Bagikan:

JAKARTA – Mahkamah Konstitusi (MK) memaparkan sejumlah putusan yang menjadi perhatian publik sepanjang 2024, termasuk uji materi terkait ambang batas pencalonan kepala daerah dan sejumlah undang-undang lainnya.

Hal ini disampaikan oleh Ketua MK, Suhartoyo, dalam sidang pleno khusus yang digelar di Gedung MK, Jakarta Pusat, Kamis, 2 Januari 2025.  

“Dalam mengadili perkara pengujian UU, terdapat beberapa putusan yang menyita perhatian publik serta mempengaruhi sistem ketatanegaraan, sistem pemilu, prinsip demokrasi, dan hak konstitusional warga negara,” ungkap Suhartoyo.  

Salah satu putusan penting yang disorot adalah pengujian UU Pilkada yang menurunkan ambang batas pencalonan kepala daerah menjadi 6,5% hingga 10%. Putusan tersebut tercantum dalam Perkara Nomor 60/PUU-XXI/2024.  

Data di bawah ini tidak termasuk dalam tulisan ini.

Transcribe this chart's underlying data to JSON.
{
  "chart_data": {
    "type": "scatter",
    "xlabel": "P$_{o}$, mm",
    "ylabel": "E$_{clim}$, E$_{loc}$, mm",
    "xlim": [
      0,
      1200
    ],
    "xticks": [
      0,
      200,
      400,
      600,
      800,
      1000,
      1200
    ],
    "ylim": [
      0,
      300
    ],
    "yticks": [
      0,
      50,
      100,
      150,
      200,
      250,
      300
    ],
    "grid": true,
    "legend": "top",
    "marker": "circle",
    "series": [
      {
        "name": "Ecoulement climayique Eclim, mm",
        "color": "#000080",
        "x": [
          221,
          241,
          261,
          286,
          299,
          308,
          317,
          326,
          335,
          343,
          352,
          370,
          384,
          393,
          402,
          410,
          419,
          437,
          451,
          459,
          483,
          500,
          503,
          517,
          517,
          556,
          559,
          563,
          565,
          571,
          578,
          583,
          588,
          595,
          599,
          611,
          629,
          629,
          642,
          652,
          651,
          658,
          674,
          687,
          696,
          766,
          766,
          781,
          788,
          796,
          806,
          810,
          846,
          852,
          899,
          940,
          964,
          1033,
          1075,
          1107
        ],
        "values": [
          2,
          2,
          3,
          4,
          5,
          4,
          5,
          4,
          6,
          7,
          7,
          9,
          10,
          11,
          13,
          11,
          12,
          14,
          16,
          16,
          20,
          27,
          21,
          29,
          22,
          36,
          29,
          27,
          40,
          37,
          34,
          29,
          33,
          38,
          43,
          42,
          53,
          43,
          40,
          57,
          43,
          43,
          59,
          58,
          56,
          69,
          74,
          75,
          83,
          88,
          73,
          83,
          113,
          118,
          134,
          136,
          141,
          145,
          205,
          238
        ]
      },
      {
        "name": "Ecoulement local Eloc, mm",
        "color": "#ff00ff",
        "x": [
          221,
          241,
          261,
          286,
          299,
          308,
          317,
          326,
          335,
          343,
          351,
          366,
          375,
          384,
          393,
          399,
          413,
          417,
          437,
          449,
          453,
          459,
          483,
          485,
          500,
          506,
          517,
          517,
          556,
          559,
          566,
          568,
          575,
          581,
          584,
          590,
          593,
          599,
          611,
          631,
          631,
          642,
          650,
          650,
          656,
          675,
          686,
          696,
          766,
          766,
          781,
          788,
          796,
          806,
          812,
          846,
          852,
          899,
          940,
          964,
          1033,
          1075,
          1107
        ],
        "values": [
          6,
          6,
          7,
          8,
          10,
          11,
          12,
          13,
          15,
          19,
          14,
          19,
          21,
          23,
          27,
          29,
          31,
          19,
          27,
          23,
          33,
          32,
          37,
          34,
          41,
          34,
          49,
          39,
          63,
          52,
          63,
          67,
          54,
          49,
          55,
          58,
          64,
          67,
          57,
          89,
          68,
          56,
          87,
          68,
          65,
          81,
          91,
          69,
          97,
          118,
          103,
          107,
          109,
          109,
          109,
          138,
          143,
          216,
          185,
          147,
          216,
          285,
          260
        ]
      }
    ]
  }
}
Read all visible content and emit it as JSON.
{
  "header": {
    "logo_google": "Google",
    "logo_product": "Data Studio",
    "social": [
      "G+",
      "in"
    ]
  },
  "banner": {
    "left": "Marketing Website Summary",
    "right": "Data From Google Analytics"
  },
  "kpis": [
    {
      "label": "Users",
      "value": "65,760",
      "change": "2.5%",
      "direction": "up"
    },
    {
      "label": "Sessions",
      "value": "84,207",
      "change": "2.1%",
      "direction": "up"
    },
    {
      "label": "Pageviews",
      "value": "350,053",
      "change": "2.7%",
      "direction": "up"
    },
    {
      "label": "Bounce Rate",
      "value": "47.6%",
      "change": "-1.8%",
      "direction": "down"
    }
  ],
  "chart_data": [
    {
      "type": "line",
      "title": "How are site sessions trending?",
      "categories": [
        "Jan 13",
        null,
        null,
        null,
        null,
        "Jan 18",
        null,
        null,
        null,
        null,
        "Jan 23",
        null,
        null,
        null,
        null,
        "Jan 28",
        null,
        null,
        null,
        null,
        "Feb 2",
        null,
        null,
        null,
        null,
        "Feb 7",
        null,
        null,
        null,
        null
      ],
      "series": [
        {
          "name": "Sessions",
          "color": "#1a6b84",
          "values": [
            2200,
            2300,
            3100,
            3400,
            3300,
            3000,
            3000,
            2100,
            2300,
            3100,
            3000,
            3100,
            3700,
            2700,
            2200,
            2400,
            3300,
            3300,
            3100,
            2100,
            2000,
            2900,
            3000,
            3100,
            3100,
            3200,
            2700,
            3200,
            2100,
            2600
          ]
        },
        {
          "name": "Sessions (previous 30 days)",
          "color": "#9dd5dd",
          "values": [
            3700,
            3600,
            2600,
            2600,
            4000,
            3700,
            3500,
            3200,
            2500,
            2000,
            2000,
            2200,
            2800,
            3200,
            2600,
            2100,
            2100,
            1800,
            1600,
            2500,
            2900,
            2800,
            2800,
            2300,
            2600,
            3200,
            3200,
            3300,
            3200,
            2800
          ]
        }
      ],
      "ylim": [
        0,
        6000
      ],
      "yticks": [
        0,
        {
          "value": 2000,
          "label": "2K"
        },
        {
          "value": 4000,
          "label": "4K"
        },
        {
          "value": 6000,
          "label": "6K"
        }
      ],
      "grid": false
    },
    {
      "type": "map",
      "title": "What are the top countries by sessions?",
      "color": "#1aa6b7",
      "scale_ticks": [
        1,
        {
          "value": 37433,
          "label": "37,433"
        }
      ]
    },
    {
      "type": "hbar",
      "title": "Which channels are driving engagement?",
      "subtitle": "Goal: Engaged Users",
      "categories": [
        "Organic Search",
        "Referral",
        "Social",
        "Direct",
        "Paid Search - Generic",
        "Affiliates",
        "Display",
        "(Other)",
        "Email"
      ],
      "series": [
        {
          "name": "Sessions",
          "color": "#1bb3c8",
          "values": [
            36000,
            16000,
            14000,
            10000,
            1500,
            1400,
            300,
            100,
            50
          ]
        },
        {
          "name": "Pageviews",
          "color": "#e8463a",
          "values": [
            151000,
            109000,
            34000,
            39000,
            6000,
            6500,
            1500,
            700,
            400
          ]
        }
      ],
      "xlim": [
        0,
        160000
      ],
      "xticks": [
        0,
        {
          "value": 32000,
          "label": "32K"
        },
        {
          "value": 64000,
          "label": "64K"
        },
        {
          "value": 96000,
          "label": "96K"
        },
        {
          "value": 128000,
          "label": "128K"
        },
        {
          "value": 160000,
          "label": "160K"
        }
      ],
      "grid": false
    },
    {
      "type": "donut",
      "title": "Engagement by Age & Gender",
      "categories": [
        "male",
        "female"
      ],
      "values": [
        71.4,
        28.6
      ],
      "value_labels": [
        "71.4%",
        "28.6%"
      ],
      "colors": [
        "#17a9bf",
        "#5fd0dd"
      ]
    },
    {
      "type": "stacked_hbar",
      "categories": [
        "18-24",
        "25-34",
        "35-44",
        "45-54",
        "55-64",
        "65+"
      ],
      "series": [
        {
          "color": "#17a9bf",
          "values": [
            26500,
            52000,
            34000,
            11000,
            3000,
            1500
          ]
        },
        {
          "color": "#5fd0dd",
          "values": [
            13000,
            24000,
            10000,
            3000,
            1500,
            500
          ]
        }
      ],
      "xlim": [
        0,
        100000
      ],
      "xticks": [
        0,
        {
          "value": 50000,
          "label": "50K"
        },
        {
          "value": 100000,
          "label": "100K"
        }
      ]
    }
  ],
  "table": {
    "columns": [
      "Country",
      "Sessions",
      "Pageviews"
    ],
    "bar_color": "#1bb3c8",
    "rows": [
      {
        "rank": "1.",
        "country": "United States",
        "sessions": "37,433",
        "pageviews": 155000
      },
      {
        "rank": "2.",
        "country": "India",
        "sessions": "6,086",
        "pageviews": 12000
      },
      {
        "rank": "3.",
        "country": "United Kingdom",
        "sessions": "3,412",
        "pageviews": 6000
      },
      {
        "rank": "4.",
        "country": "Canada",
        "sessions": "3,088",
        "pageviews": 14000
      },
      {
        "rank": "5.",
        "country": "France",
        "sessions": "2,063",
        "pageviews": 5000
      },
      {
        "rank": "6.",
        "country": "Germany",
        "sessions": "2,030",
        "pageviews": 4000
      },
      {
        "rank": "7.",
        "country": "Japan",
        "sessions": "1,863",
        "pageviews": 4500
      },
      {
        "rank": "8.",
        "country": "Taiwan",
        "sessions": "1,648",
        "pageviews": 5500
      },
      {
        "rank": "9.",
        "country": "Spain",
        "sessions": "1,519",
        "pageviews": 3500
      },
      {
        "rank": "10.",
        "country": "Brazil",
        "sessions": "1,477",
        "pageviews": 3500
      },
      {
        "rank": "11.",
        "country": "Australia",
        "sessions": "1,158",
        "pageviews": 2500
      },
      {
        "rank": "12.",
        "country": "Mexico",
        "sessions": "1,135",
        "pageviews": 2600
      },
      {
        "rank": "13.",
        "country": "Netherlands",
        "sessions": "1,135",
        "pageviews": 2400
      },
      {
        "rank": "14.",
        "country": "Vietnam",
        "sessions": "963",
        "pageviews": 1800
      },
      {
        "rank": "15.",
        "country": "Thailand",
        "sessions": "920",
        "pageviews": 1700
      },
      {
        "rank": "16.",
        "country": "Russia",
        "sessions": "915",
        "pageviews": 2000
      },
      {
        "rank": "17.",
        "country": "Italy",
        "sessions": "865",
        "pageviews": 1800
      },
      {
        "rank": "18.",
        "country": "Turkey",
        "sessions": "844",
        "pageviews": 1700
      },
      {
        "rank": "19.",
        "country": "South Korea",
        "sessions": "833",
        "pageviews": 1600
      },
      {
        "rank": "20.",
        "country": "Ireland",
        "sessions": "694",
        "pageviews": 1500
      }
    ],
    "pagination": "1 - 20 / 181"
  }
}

Selain itu, Suhartoyo memaparkan putusan terkait ambang batas parlemen dalam uji materi UU Pemilu (Perkara Nomor 116/PUU-XXI/2023). Dalam putusan ini, MK menyatakan ambang batas parlemen konstitusional bersyarat untuk diberlakukan pada 2029 dan pemilu berikutnya, dengan ketentuan norma serta persentasenya harus disesuaikan.  

Dalam pengujian KUHP, MK juga membuat gebrakan dengan menyatakan pasal terkait penyebaran berita bohong yang menimbulkan keonaran sebagai inkonstitusional (Perkara Nomor 78/PUU-XXI/2023). Sementara itu, dalam pengujian UU Terorisme, MK memutuskan bahwa kompensasi bagi korban terorisme harus dipenuhi paling lambat dalam waktu 10 tahun (Perkara Nomor 103/PUU-XXI/2023).  

Putusan terkait UU Cipta Kerja (Ciptaker) turut menjadi sorotan publik. MK memutuskan bahwa klaster ketenagakerjaan harus dipisahkan dari UU Cipta Kerja (Perkara Nomor 168/PUU-XXI/2023). Selain itu, sistem unbundling dalam usaha penyediaan listrik dinyatakan tetap inkonstitusional (Perkara Nomor 39/PUU-XXI/2023).  

Suhartoyo juga menyoroti putusan terkait UU Hak Cipta (Perkara Nomor 84/PUU-XXI/2023), di mana MK melarang platform digital membiarkan penjualan atau penggandaan barang hasil pelanggaran hak cipta.  

Putusan lain yang menjadi perhatian adalah uji materi UU KPK (Perkara Nomor 87/PUU-XXI/2023), di mana MK menegaskan bahwa KPK berwenang menangani perkara korupsi koneksitas sepanjang dimulai oleh KPK. Selain itu, dalam pengujian UU Pilkada (Perkara Nomor 126/PUU-XXI/2024), MK memutuskan desain surat suara untuk calon tunggal dalam pilkada harus mencantumkan opsi "setuju" dan "tidak setuju."  

Berbagai putusan tersebut mencerminkan peran MK dalam menjaga prinsip demokrasi, hak konstitusional, dan sistem hukum di Indonesia.